Simple Probabilty Question - Page 4

f97tosc · #31 05-15-2007, 06:11 PM

[ QUOTE ]

If estimating P as anything but (X + 1)/102 implies some knowledge of the data, then so does having any non-trivial probability distribution for P.

[/ QUOTE ]

Perhaps it could be noted that you get the same answer if you use the uniform prior, and then take P=E(u), to use Jason1990s notation.

Perhaps it could also be noted that exactly this problem has been treated in some detail in the seminal paper "Prior Probabilites", by Ed Jaynes (1968). Interestingly, he argued that 1/(u(1-u)) is the better prior to use (unless we know from the start that are postive numbers of ones and zeros). I highly recommend reading this paper, which provides a great deal of both intuitive and mathematical motivation and insight on this problem.
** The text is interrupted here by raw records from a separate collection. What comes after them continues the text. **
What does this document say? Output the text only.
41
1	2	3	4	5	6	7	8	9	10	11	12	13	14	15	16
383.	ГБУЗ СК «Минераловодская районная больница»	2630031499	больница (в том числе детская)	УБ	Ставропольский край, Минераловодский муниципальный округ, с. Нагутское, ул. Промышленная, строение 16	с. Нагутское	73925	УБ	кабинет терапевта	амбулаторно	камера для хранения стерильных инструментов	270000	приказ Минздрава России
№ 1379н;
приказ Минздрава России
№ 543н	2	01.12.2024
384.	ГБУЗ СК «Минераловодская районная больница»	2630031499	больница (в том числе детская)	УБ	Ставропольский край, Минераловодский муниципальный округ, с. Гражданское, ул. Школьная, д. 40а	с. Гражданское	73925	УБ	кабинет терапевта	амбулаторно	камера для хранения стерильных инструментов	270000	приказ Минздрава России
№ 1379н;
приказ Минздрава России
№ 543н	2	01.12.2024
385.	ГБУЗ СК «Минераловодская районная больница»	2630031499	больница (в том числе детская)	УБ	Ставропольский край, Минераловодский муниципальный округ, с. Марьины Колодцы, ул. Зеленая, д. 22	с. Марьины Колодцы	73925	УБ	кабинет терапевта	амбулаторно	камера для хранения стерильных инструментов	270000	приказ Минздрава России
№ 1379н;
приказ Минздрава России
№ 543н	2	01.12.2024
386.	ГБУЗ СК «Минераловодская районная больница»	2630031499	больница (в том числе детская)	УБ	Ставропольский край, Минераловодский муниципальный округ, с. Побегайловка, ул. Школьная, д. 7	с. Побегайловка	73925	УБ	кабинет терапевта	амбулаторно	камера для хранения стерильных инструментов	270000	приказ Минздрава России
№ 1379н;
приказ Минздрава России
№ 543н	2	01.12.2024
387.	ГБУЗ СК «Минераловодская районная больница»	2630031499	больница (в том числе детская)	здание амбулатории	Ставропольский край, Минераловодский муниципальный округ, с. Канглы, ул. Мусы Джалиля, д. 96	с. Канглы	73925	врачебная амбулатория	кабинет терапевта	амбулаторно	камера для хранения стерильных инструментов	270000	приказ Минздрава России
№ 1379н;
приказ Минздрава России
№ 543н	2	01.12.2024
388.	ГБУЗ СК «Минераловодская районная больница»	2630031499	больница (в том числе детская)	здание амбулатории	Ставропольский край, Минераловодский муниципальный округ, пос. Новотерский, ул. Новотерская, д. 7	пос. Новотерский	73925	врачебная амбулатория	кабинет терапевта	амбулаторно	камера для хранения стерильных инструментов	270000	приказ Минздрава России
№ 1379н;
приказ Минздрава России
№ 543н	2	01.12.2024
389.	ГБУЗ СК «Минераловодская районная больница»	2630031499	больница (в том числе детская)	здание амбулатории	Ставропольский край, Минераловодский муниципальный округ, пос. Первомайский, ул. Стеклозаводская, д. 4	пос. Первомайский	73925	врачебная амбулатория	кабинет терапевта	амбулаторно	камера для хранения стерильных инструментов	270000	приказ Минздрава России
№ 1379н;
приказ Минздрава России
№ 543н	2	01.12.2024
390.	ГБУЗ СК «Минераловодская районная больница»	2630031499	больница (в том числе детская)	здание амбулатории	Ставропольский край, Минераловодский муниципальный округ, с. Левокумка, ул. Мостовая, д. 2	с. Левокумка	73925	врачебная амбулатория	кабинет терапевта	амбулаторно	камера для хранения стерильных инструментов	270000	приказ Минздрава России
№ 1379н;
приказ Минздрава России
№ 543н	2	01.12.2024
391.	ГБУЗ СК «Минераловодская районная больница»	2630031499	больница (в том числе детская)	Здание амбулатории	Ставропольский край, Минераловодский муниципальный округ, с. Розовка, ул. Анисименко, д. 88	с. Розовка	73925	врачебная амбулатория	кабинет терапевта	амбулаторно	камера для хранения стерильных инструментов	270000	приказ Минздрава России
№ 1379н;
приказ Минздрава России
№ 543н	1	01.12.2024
HP · #32 05-15-2007, 06:34 PM

[ QUOTE ]
Perhaps it could also be noted that exactly this problem has been treated in some detail in the seminal paper "Prior Probabilites", by Ed Jaynes (1968). Interestingly, he argued that 1/(u(1-u)) is the better prior to use (unless we know from the start that are postive numbers of ones and zeros). I highly recommend reading this paper, which provides a great deal of both intuitive and mathematical motivation and insight on this problem.

[/ QUOTE ]

OMG tytytytytytyty

ty!

f97tosc · #33 05-15-2007, 06:42 PM

[ QUOTE ]
Therefore, in fact, it would be a bad property if you got the same Beta distribution again. It would mean that the method does not produce better and better estimates as the sample size grows. What actually happens, as I described above, is that if the sample size grows and the proportion remains the same, then the method produces distributions which converge to the point mass at that proportion.

[/ QUOTE ]

I don't know if this is what the original poster was referring to, but one point here is that even though the parameters change after each observation (and this is a good property), the functional Beta form is retained. And this is actually not a bad property because it means that we can make observations, and after each observation just update two parameters - we don't need to do any messy integrations to derive a new f after each observation; it is Beta every time. The technical term for this very useful property is conjugate prior.